THE CAMP DAVID ACCORDS: A CASE OF INTERNATIONAL BARGAINING

InternationalTHE CAMP DAVID ACCORDS:
A CASE OF INTERNATIONAL BARGAINING

By Shibley Telhami
Professor, Department of Government and Politics
University of Maryland

The Camp David accords between Egypt and Israel, concluded with the mediation of the
United States on September 17, 1978, represent a remarkable event in Middle East history. For
three decades Egypt had been Israel’s most avowed enemy, having fought four wars and
championed the pan-Arab and Palestinian causes. A generation of Egyptians grew up knowing
Israel simply as «the illegitimate Zionist enemy» that had displaced the Palestinian people. It is
no wonder, then, that when President Anwar el Sadat of Egypt announced his intention to visit
Jerusalem, in a gesture that led to Camp David, most people were surprised, some indeed
shocked; Israelis danced in the streets in a state of euphoria. And when the accords were finally
signed, the repercussions were equally dramatic: Egypt, the historical leader of the Arab world,
was expelled from the Arab League, and the Egyptian people showed no great enthusiasm. The
Camp David accords are thus something of a puzzle.

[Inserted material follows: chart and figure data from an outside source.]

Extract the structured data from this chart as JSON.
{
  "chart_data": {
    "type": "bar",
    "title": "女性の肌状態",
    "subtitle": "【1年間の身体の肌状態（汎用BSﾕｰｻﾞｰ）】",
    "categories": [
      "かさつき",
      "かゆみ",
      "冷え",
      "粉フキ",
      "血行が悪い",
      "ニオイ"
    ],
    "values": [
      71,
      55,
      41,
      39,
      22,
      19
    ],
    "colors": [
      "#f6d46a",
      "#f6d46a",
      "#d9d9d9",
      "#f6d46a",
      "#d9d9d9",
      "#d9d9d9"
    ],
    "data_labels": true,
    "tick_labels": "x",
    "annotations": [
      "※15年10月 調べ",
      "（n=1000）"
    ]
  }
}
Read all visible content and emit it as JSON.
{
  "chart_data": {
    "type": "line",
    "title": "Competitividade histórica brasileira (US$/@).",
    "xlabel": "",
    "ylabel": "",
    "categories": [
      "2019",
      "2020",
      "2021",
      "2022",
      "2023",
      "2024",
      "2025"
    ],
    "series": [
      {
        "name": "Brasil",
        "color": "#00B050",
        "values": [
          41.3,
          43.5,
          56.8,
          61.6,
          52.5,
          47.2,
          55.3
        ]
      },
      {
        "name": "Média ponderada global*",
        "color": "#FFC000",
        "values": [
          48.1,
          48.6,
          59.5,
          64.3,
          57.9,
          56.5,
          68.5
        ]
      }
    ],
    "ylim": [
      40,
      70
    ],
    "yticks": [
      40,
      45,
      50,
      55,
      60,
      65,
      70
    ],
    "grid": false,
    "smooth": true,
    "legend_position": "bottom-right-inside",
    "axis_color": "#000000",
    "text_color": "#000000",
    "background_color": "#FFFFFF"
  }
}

As a case of international bargaining, Camp David provides an unusually appropriate
opportunity for examining the relative explanatory power of several causal variables. At the level
of superpower and regional relations, the outcome of the Camp David process had a substantial
impact on superpower interests, the chances of war, and regional politics in the Middle East. In
addition, the bargaining process, involving the highest levels of government, was so well defined
(especially in its later stages), so clearly isolated, and so intensely continuous, that it offers a
clear insight into the effect of the art of negotiating on the final agreements.